Pretraining large language models (LLMs) typically requires centralized clusters with thousands of high-memory GPUs (e.g., H100/A100). Recent decentralized training methods reduce communication overhead by employing federated optimization; however, they still need to train the entire model on each node, remaining constrained by GPU memory limitations. In this work, we propose SParse Expert Synchronization (SPES), a memory-efficient decentralized framework for pretraining mixture-of-experts (MoE) LLMs. SPES trains only a subset of experts per node, substantially lowering the memory footprint. Each node updates its local experts and periodically synchronizes with other nodes, eliminating full-parameter transmission while ensuring efficient knowledge sharing. To accelerate convergence, we introduce an expert-merging warm-up strategy, where experts exchange knowledge early in training, to rapidly establish foundational capabilities. With SPES, we train a 2B-parameter MoE LLM using 16 standalone 48GB GPUs over internet connections, which achieves competitive performance with centrally trained LLMs under similar computational budgets. We further demonstrate scalability by training a 7B model from scratch and a 9B model upcycled from a dense checkpoint, both of which match prior centralized baselines. Our code is available at https://github.com/zjr2000/SPES.
Paper Structure (34 sections, 25 equations, 6 figures, 9 tables)

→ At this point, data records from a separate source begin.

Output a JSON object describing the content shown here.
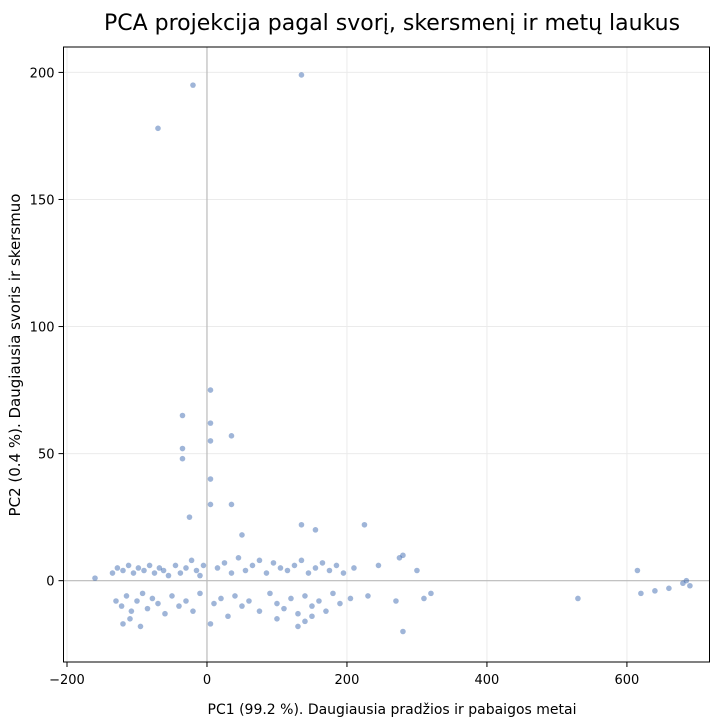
{
  "chart_data": {
    "type": "scatter",
    "title": "PCA projekcija pagal svorį, skersmenį ir metų laukus",
    "x_label": "PC1 (99.2 %). Daugiausia pradžios ir pabaigos metai",
    "y_label": "PC2 (0.4 %). Daugiausia svoris ir skersmuo",
    "xlim": [
      -205,
      718
    ],
    "ylim": [
      -32,
      210
    ],
    "xticks": [
      {
        "value": -200,
        "label": "−200"
      },
      0,
      200,
      400,
      600
    ],
    "yticks": [
      0,
      50,
      100,
      150,
      200
    ],
    "grid": true,
    "series": [
      {
        "color": "#2a5ca8",
        "x": [
          -160,
          -135,
          -128,
          -120,
          -112,
          -105,
          -98,
          -90,
          -82,
          -75,
          -68,
          -62,
          -55,
          -45,
          -38,
          -30,
          -22,
          -15,
          -5,
          15,
          25,
          35,
          45,
          55,
          65,
          75,
          85,
          95,
          105,
          115,
          125,
          135,
          145,
          155,
          165,
          175,
          185,
          195,
          210,
          245,
          275,
          300,
          -130,
          -122,
          -115,
          -108,
          -100,
          -92,
          -85,
          -78,
          -70,
          -60,
          -50,
          -40,
          -30,
          -20,
          -10,
          10,
          20,
          30,
          40,
          50,
          60,
          75,
          90,
          100,
          110,
          120,
          130,
          140,
          150,
          160,
          170,
          180,
          190,
          205,
          230,
          270,
          320,
          -70,
          -20,
          135,
          -35,
          -35,
          -35,
          5,
          5,
          5,
          35,
          5,
          5,
          35,
          135,
          155,
          225,
          280,
          280,
          310,
          530,
          615,
          620,
          640,
          660,
          680,
          690,
          685,
          -25,
          50,
          -120,
          -110,
          -95,
          140,
          150,
          130,
          5,
          -10,
          100
        ],
        "values": [
          1,
          3,
          5,
          4,
          6,
          3,
          5,
          4,
          6,
          3,
          5,
          4,
          2,
          6,
          3,
          5,
          8,
          4,
          6,
          5,
          7,
          3,
          9,
          4,
          6,
          8,
          3,
          7,
          5,
          4,
          6,
          8,
          3,
          5,
          7,
          4,
          6,
          3,
          5,
          6,
          9,
          4,
          -8,
          -10,
          -6,
          -12,
          -8,
          -5,
          -11,
          -7,
          -9,
          -13,
          -6,
          -10,
          -8,
          -12,
          -5,
          -9,
          -7,
          -14,
          -6,
          -10,
          -8,
          -12,
          -5,
          -9,
          -11,
          -7,
          -13,
          -6,
          -10,
          -8,
          -12,
          -5,
          -9,
          -7,
          -6,
          -8,
          -5,
          178,
          195,
          199,
          65,
          52,
          48,
          75,
          62,
          55,
          57,
          40,
          30,
          30,
          22,
          20,
          22,
          10,
          -20,
          -7,
          -7,
          4,
          -5,
          -4,
          -3,
          -1,
          -2,
          0,
          25,
          18,
          -17,
          -15,
          -18,
          -16,
          -14,
          -18,
          -17,
          2,
          -15
        ]
      }
    ]
  }
}
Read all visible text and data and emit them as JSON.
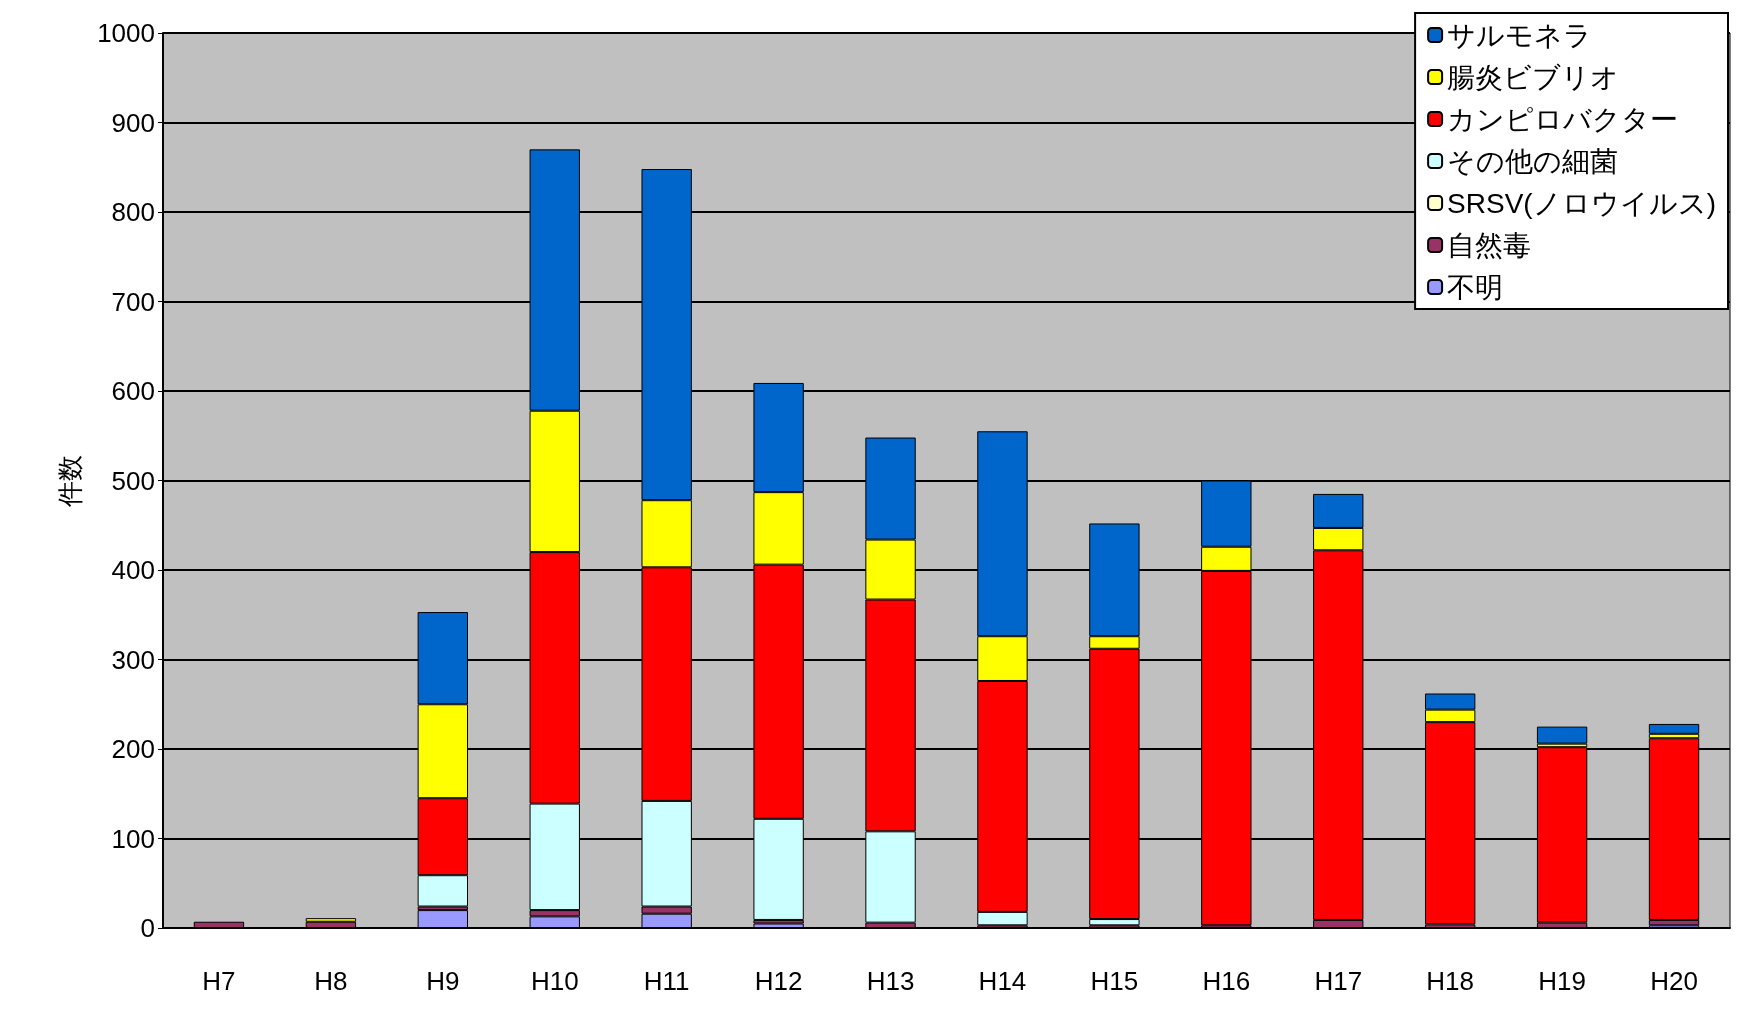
{
  "chart_data": {
    "type": "bar",
    "stacked": true,
    "ylabel": "件数",
    "categories": [
      "H7",
      "H8",
      "H9",
      "H10",
      "H11",
      "H12",
      "H13",
      "H14",
      "H15",
      "H16",
      "H17",
      "H18",
      "H19",
      "H20"
    ],
    "series": [
      {
        "name": "不明",
        "color": "#9999ff",
        "values": [
          null,
          null,
          20,
          13,
          16,
          5,
          null,
          null,
          null,
          null,
          null,
          null,
          null,
          3
        ]
      },
      {
        "name": "自然毒",
        "color": "#993366",
        "values": [
          7,
          7,
          4,
          7,
          8,
          4,
          6,
          3,
          3,
          3,
          9,
          4,
          6,
          6
        ]
      },
      {
        "name": "SRSV(ノロウイルス)",
        "color": "#ffffcc",
        "values": [
          null,
          null,
          null,
          null,
          null,
          null,
          null,
          null,
          null,
          null,
          null,
          null,
          null,
          null
        ]
      },
      {
        "name": "その他の細菌",
        "color": "#ccffff",
        "values": [
          null,
          null,
          35,
          119,
          118,
          113,
          102,
          15,
          7,
          null,
          null,
          null,
          null,
          null
        ]
      },
      {
        "name": "カンピロバクター",
        "color": "#ff0000",
        "values": [
          null,
          null,
          86,
          281,
          261,
          284,
          259,
          258,
          302,
          396,
          413,
          226,
          196,
          203
        ]
      },
      {
        "name": "腸炎ビブリオ",
        "color": "#ffff00",
        "values": [
          null,
          4,
          105,
          158,
          75,
          81,
          67,
          50,
          14,
          27,
          25,
          14,
          4,
          5
        ]
      },
      {
        "name": "サルモネラ",
        "color": "#0066cc",
        "values": [
          null,
          null,
          103,
          292,
          370,
          122,
          114,
          229,
          126,
          74,
          38,
          18,
          19,
          11
        ]
      }
    ],
    "ylim": [
      0,
      1000
    ],
    "yticks": [
      0,
      100,
      200,
      300,
      400,
      500,
      600,
      700,
      800,
      900,
      1000
    ],
    "grid": "y",
    "legend": "top right"
  }
}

This paper contains 34 sections, 25 equations, 6 figures, 9 tables.

Figures (6)

  • Figure 1: Comparison of different pretraining paradigms for LLM.Left: centralized training, which requires high-memory GPUs and high-bandwidth interconnects (e.g., RDMA) for its tightly coupled model or data parallelism. Middle: existing decentralized training (e.g., DiLiCo, Photon), where each node trains a full model locally, reducing bandwidth needs but still demanding high-memory GPUs. Right: our proposed SPES, a memory-efficient decentralized method for training MoE-based LLMs, where each node trains only a subset of experts, substantially reducing both per-GPU memory usage and communication overhead.
  • Figure 2: (a) Illustration of our model structure, in which we utilize an MoE LLM comprising standard self-attention blocks, normalization layers, and routed feed-forward modules. (b) Illustration of SPES, where each node performs local training on a disjoint subset of experts to reduce memory consumption. During weight synchronization, only the trained parameters are transmitted to the parameter server, minimizing communication overhead. To improve data utilization, we propose an expert-merging strategy that merges similar experts to facilitate knowledge sharing.
  • Figure 3: Memory and communication costs across training paradigms. Experiments are conducted with a batch size of 2 and a sequence length of 2048. For the 2B model, we employ PyTorch DDP. For the 7B model, we utilize FSDP across 8 GPUs.
  • Figure 4: Performance comparison across different training paradigms. Performance during training is evaluated using the evaluation suite integrated into the open-source OLMo codebase.
  • Figure A1: Ablation on key hyper-parameters in expert merging. The reported average is computed over ARC(e), SciQ, PIQA, WinoGrande, ARC(c), OBQA, OpenBookQA, and SIQA.